As fraudes com criptomoedas têm vindo a aumentar devido às características fundamentais dos ativos digitais: descentralização, transações irreversíveis e anonimato.
A descentralização significa que não existe uma autoridade central à qual comunicar transações suspeitas. Com a tecnologia blockchain, as transações, uma vez confirmadas, não podem ser revertidas. Os utilizadores comunicam entre si através de endereços de carteira, dificultando o rastreio. O anonimato dos utilizadores de criptomoedas é igualmente relevante. Como a interação se faz por endereços de carteira e não por nomes legais, quem pretende manter o anonimato consegue evitar o rastreamento com mais facilidade do que no setor financeiro tradicional.
Estas características proporcionam um ambiente propício para que burladores atuem com menor risco de serem detetados ou responsabilizados, tornando o universo das criptomoedas especialmente vulnerável a fraudes.
Há diversos tipos de fraude com criptomoedas, sendo os 15 mais comuns os seguintes:
Analisemos cada tipo de fraude com maior detalhe.
As fraudes de engenharia social recorrem a técnicas de manipulação psicológica para enganar pessoas e obter dados confidenciais das suas contas. Os burladores podem assumir a identidade de entidades de confiança, como organismos governamentais, empresas, equipas de suporte técnico, colegas ou amigos, para conquistar a confiança da vítima.

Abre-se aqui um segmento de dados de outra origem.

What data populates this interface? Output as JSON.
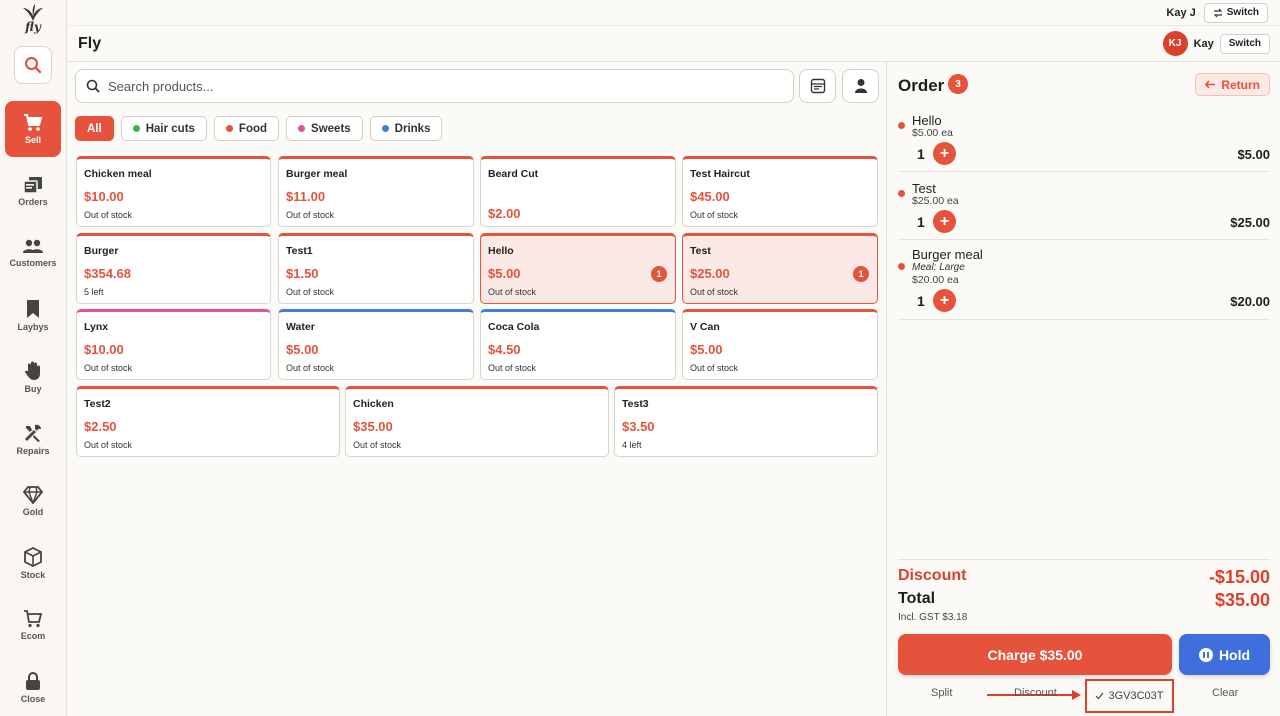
{
  "app": {
    "logo_text": "fly",
    "title": "Fly"
  },
  "header": {
    "user_name": "Kay J",
    "switch_label": "Switch",
    "avatar_initials": "KJ",
    "short_name": "Kay",
    "switch_label_2": "Switch"
  },
  "sidebar": {
    "items": [
      {
        "label": "Sell",
        "icon": "cart-icon",
        "active": true
      },
      {
        "label": "Orders",
        "icon": "orders-icon"
      },
      {
        "label": "Customers",
        "icon": "users-icon"
      },
      {
        "label": "Laybys",
        "icon": "bookmark-icon"
      },
      {
        "label": "Buy",
        "icon": "hand-icon"
      },
      {
        "label": "Repairs",
        "icon": "tools-icon"
      },
      {
        "label": "Gold",
        "icon": "diamond-icon"
      },
      {
        "label": "Stock",
        "icon": "box-icon"
      },
      {
        "label": "Ecom",
        "icon": "shopping-cart-icon"
      },
      {
        "label": "Close",
        "icon": "lock-icon"
      }
    ]
  },
  "search": {
    "placeholder": "Search products..."
  },
  "filters": [
    {
      "label": "All",
      "active": true
    },
    {
      "label": "Hair cuts",
      "color": "#3bb54a"
    },
    {
      "label": "Food",
      "color": "#e5533d"
    },
    {
      "label": "Sweets",
      "color": "#e0559a"
    },
    {
      "label": "Drinks",
      "color": "#3f7fd9"
    }
  ],
  "products": [
    {
      "name": "Chicken meal",
      "price": "$10.00",
      "stock": "Out of stock",
      "accent": "#e5533d"
    },
    {
      "name": "Burger meal",
      "price": "$11.00",
      "stock": "Out of stock",
      "accent": "#e5533d"
    },
    {
      "name": "Beard Cut",
      "price": "$2.00",
      "stock": "",
      "accent": "#e5533d"
    },
    {
      "name": "Test Haircut",
      "price": "$45.00",
      "stock": "Out of stock",
      "accent": "#e5533d"
    },
    {
      "name": "Burger",
      "price": "$354.68",
      "stock": "5 left",
      "accent": "#e5533d"
    },
    {
      "name": "Test1",
      "price": "$1.50",
      "stock": "Out of stock",
      "accent": "#e5533d"
    },
    {
      "name": "Hello",
      "price": "$5.00",
      "stock": "Out of stock",
      "accent": "#e5533d",
      "count": "1",
      "selected": true
    },
    {
      "name": "Test",
      "price": "$25.00",
      "stock": "Out of stock",
      "accent": "#e5533d",
      "count": "1",
      "selected": true
    },
    {
      "name": "Lynx",
      "price": "$10.00",
      "stock": "Out of stock",
      "accent": "#e0559a"
    },
    {
      "name": "Water",
      "price": "$5.00",
      "stock": "Out of stock",
      "accent": "#3f7fd9"
    },
    {
      "name": "Coca Cola",
      "price": "$4.50",
      "stock": "Out of stock",
      "accent": "#3f7fd9"
    },
    {
      "name": "V Can",
      "price": "$5.00",
      "stock": "Out of stock",
      "accent": "#e5533d"
    },
    {
      "name": "Test2",
      "price": "$2.50",
      "stock": "Out of stock",
      "accent": "#e5533d"
    },
    {
      "name": "Chicken",
      "price": "$35.00",
      "stock": "Out of stock",
      "accent": "#e5533d"
    },
    {
      "name": "Test3",
      "price": "$3.50",
      "stock": "4 left",
      "accent": "#e5533d"
    }
  ],
  "order": {
    "title": "Order",
    "count": "3",
    "return_label": "Return",
    "lines": [
      {
        "name": "Hello",
        "meta": "",
        "unit": "$5.00 ea",
        "qty": "1",
        "total": "$5.00"
      },
      {
        "name": "Test",
        "meta": "",
        "unit": "$25.00 ea",
        "qty": "1",
        "total": "$25.00"
      },
      {
        "name": "Burger meal",
        "meta": "Meal: Large",
        "unit": "$20.00 ea",
        "qty": "1",
        "total": "$20.00"
      }
    ],
    "plus_symbol": "+",
    "discount_label": "Discount",
    "discount_value": "-$15.00",
    "total_label": "Total",
    "total_value": "$35.00",
    "gst_text": "Incl. GST $3.18",
    "charge_label": "Charge $35.00",
    "hold_label": "Hold",
    "split_label": "Split",
    "discount_link": "Discount",
    "code_value": "3GV3C03T",
    "clear_label": "Clear"
  }
}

Os burladores dedicam tempo a construir uma relação de confiança com potenciais vítimas. Após estabelecer essa confiança, pedem informações sensíveis ou solicitam a transferência de fundos para as suas carteiras digitais. Se uma organização aparentemente credível pedir criptomoedas por qualquer razão, é muito provável tratar-se de uma fraude.
Por exemplo, em fevereiro de um ano recente, a Trust Wallet, propriedade de uma grande bolsa, revelou ter perdido cerca de 4 milhões de dólares devido a um ataque de engenharia social perpetrado por um grupo criminoso organizado. O golpe foi realizado presencialmente, resultando no roubo de criptomoedas da Trust Wallet da Webverse, uma startup de metaverso. Este caso mostra que os ataques de engenharia social podem assumir formas sofisticadas e variadas, para além das interações digitais, incluindo manipulação presencial.

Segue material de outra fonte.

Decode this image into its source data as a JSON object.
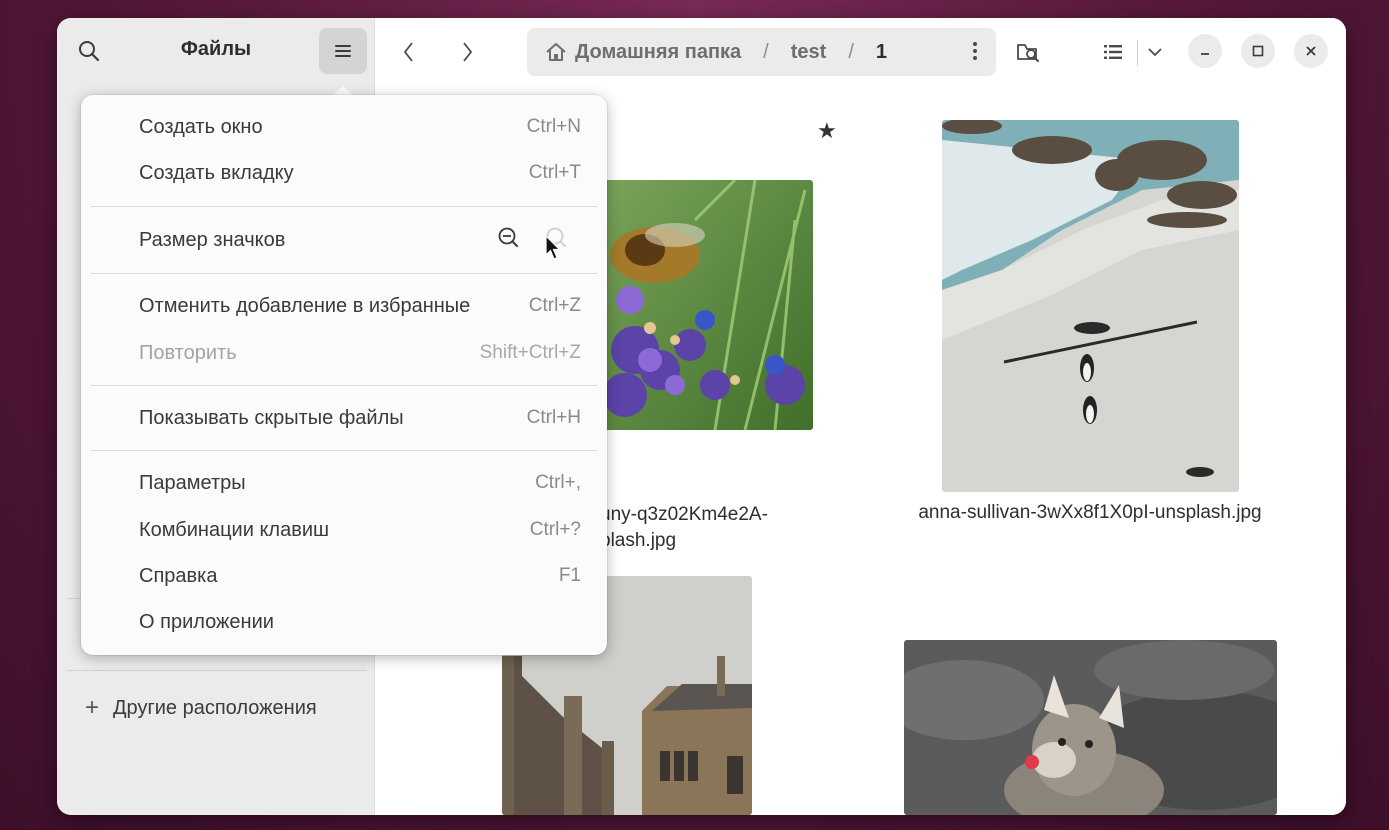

As fraudes de phishing visam carteiras de criptomoedas online. Os responsáveis por estas fraudes tentam descobrir as chaves privadas das carteiras, que permitem aceder aos fundos. Os burladores enviam frequentemente emails com links para websites falsos, pedindo aos proprietários para inserirem as suas chaves privadas. Depois de obterem essa informação, conseguem roubar as criptomoedas. O phishing é uma das táticas mais recorrentes entre os burladores.

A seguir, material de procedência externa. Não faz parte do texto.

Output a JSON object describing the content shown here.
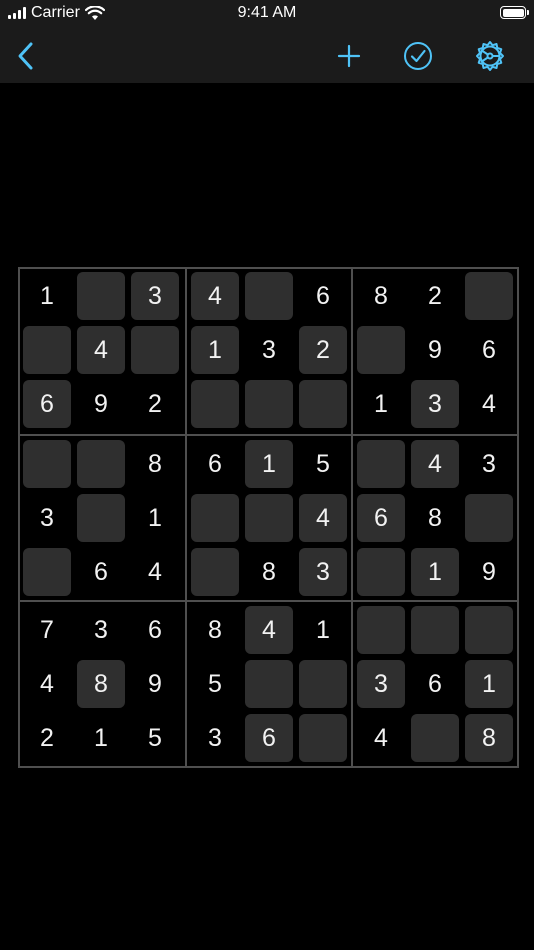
{
  "status_bar": {
    "carrier": "Carrier",
    "time": "9:41 AM"
  },
  "nav": {
    "back_icon": "chevron-left-icon",
    "new_game_icon": "plus-icon",
    "check_icon": "checkmark-circle-icon",
    "settings_icon": "gear-icon",
    "accent_color": "#4fc3f7"
  },
  "colors": {
    "background": "#000000",
    "bar_background": "#1b1b1b",
    "cell_tile": "#2f2f2f",
    "grid_line": "#4f4f4f",
    "digit": "#f2f2f2"
  },
  "board": {
    "rows": [
      [
        {
          "v": "1",
          "t": "given"
        },
        {
          "v": "",
          "t": "empty"
        },
        {
          "v": "3",
          "t": "user"
        },
        {
          "v": "4",
          "t": "user"
        },
        {
          "v": "",
          "t": "empty"
        },
        {
          "v": "6",
          "t": "given"
        },
        {
          "v": "8",
          "t": "given"
        },
        {
          "v": "2",
          "t": "given"
        },
        {
          "v": "",
          "t": "empty"
        }
      ],
      [
        {
          "v": "",
          "t": "empty"
        },
        {
          "v": "4",
          "t": "user"
        },
        {
          "v": "",
          "t": "empty"
        },
        {
          "v": "1",
          "t": "user"
        },
        {
          "v": "3",
          "t": "given"
        },
        {
          "v": "2",
          "t": "user"
        },
        {
          "v": "",
          "t": "empty"
        },
        {
          "v": "9",
          "t": "given"
        },
        {
          "v": "6",
          "t": "given"
        }
      ],
      [
        {
          "v": "6",
          "t": "user"
        },
        {
          "v": "9",
          "t": "given"
        },
        {
          "v": "2",
          "t": "given"
        },
        {
          "v": "",
          "t": "empty"
        },
        {
          "v": "",
          "t": "empty"
        },
        {
          "v": "",
          "t": "empty"
        },
        {
          "v": "1",
          "t": "given"
        },
        {
          "v": "3",
          "t": "user"
        },
        {
          "v": "4",
          "t": "given"
        }
      ],
      [
        {
          "v": "",
          "t": "empty"
        },
        {
          "v": "",
          "t": "empty"
        },
        {
          "v": "8",
          "t": "given"
        },
        {
          "v": "6",
          "t": "given"
        },
        {
          "v": "1",
          "t": "user"
        },
        {
          "v": "5",
          "t": "given"
        },
        {
          "v": "",
          "t": "empty"
        },
        {
          "v": "4",
          "t": "user"
        },
        {
          "v": "3",
          "t": "given"
        }
      ],
      [
        {
          "v": "3",
          "t": "given"
        },
        {
          "v": "",
          "t": "empty"
        },
        {
          "v": "1",
          "t": "given"
        },
        {
          "v": "",
          "t": "empty"
        },
        {
          "v": "",
          "t": "empty"
        },
        {
          "v": "4",
          "t": "user"
        },
        {
          "v": "6",
          "t": "user"
        },
        {
          "v": "8",
          "t": "given"
        },
        {
          "v": "",
          "t": "empty"
        }
      ],
      [
        {
          "v": "",
          "t": "empty"
        },
        {
          "v": "6",
          "t": "given"
        },
        {
          "v": "4",
          "t": "given"
        },
        {
          "v": "",
          "t": "empty"
        },
        {
          "v": "8",
          "t": "given"
        },
        {
          "v": "3",
          "t": "user"
        },
        {
          "v": "",
          "t": "empty"
        },
        {
          "v": "1",
          "t": "user"
        },
        {
          "v": "9",
          "t": "given"
        }
      ],
      [
        {
          "v": "7",
          "t": "given"
        },
        {
          "v": "3",
          "t": "given"
        },
        {
          "v": "6",
          "t": "given"
        },
        {
          "v": "8",
          "t": "given"
        },
        {
          "v": "4",
          "t": "user"
        },
        {
          "v": "1",
          "t": "given"
        },
        {
          "v": "",
          "t": "empty"
        },
        {
          "v": "",
          "t": "empty"
        },
        {
          "v": "",
          "t": "empty"
        }
      ],
      [
        {
          "v": "4",
          "t": "given"
        },
        {
          "v": "8",
          "t": "user"
        },
        {
          "v": "9",
          "t": "given"
        },
        {
          "v": "5",
          "t": "given"
        },
        {
          "v": "",
          "t": "empty"
        },
        {
          "v": "",
          "t": "empty"
        },
        {
          "v": "3",
          "t": "user"
        },
        {
          "v": "6",
          "t": "given"
        },
        {
          "v": "1",
          "t": "user"
        }
      ],
      [
        {
          "v": "2",
          "t": "given"
        },
        {
          "v": "1",
          "t": "given"
        },
        {
          "v": "5",
          "t": "given"
        },
        {
          "v": "3",
          "t": "given"
        },
        {
          "v": "6",
          "t": "user"
        },
        {
          "v": "",
          "t": "empty"
        },
        {
          "v": "4",
          "t": "given"
        },
        {
          "v": "",
          "t": "empty"
        },
        {
          "v": "8",
          "t": "user"
        }
      ]
    ]
  }
}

Estes ataques tornaram-se cada vez mais sofisticados, com os burladores a criar réplicas quase idênticas de websites legítimos de plataformas de troca e interfaces de carteiras. Utilizam linguagem urgente para sugerir problemas de segurança ou oportunidades limitadas, pressionando as vítimas a agir sem verificação adequada.
Os burladores criam plataformas falsas de negociação ou carteiras de criptomoedas para enganar as vítimas. Estes websites usam domínios muito semelhantes aos websites reais, tornando a distinção difícil. Websites falsos de criptomoedas atuam normalmente através de sites de phishing ou roubo.
As páginas de phishing solicitam aos utilizadores que introduzam dados para aceder às suas criptomoedas, como palavras-passe da carteira, frases de recuperação e outros dados financeiros, entregando-os aos burladores.
Outros websites roubam fundos diretamente. Inicialmente funcionam de forma normal e até permitem pequenos levantamentos. Se o investimento aparentar correr bem, pode decidir investir mais dinheiro. No entanto, ao tentar levantar dinheiro, o website encerra ou recusa o pedido.
Outra tática frequente é a criação de aplicações falsas disponíveis na Google Play e na Apple App Store. Apesar de serem rapidamente removidas, podem afetar gravemente as finanças de muitos utilizadores. As vítimas percebem a fraude apenas depois de perdas consideráveis.
As fraudes de ofertas promocionais ocorrem quando os burladores afirmam que vão distribuir criptomoedas como prémio ou oferecem quantias maiores em troca de um pequeno pagamento inicial.
Os burladores elaboram mensagens aparentemente de contas legítimas em redes sociais, criando sensação de legitimidade e urgência. Promovem uma oportunidade única, incentivando a transferência rápida de fundos com promessa de retornos elevados.
Estas fraudes recorrem à personificação de figuras conhecidas ou projetos legítimos, utilizando imagens e marcas manipuladas para parecerem autênticos. A urgência criada serve para impedir que as vítimas façam uma análise rigorosa.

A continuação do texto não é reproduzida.